Lt Col (Retd) Dawson Pratt, R Signals
Lessons from the Vietnam War: Truths the Media Never Told You
by Leonard M. Scruggs
DID the Vietnam War witness the defeat of an industrial superpower by a resilient peasant army, or a self-inflicted failure by a deeply divided democracy? The author, an American air force and intelligence veteran, makes a strong case for the latter, criticising President Lyndon Johnson’s obsessive control of operations and the misrepresentations presented by a liberal East Coast press.
North Vietnamese General Giap’s 1968 “Tet Offensive” was a military defeat, but a media success. The lessons are still relevant.
One would like to know more, however, about the apparently endless North Vietnamese manpower, attacking repeatedly. How did they do it?
Dr Rodney Atwood
Escape from Arnhem: A Glider Pilot’s Story
by Godfrey Freeman
A PERSONAL account penned by a glider pilot who, along with the bulk of his flight, was attached to 2nd Battalion, The Parachute Regiment during the Battle of Arnhem.

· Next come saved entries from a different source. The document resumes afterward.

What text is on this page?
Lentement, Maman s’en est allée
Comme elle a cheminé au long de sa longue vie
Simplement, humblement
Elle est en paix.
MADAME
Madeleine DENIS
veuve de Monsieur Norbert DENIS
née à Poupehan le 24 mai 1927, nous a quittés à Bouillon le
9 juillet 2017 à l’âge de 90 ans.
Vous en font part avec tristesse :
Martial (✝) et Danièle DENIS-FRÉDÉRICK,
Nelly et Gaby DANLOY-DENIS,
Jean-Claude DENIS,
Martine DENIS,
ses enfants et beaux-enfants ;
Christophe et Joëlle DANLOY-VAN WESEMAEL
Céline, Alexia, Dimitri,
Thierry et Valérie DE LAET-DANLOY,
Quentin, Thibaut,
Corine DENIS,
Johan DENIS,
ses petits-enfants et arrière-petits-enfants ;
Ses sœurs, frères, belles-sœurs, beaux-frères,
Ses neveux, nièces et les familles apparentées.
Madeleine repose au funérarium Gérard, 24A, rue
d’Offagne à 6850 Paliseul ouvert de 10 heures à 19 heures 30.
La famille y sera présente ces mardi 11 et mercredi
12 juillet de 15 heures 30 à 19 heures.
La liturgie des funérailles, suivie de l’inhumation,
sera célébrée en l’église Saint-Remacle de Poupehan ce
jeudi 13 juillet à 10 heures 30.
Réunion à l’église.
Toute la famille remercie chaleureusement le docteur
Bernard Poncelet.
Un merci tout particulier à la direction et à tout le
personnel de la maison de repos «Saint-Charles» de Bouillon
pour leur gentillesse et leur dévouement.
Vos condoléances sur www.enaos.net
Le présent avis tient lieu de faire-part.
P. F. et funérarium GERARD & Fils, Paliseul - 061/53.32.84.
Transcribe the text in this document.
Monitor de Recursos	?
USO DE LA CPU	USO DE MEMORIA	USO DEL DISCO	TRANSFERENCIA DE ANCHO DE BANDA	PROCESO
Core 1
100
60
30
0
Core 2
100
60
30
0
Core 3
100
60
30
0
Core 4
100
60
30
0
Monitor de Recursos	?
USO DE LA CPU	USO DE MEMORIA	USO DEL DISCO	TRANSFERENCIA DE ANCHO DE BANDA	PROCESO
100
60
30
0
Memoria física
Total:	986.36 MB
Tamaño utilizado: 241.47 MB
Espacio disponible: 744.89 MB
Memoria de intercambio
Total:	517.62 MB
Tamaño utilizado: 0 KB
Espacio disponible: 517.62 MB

The author describes his part in the fierce fighting around the highway bridge and his experiences after the battered defenders were forced to surrender.
It is the narrative of the aftermath of the battle that makes this book such a remarkable read. Feigning shell shock to his SS captors, the pilot was taken to hospital before beginning a month-long break for freedom that culminated in his escape across the Rhine.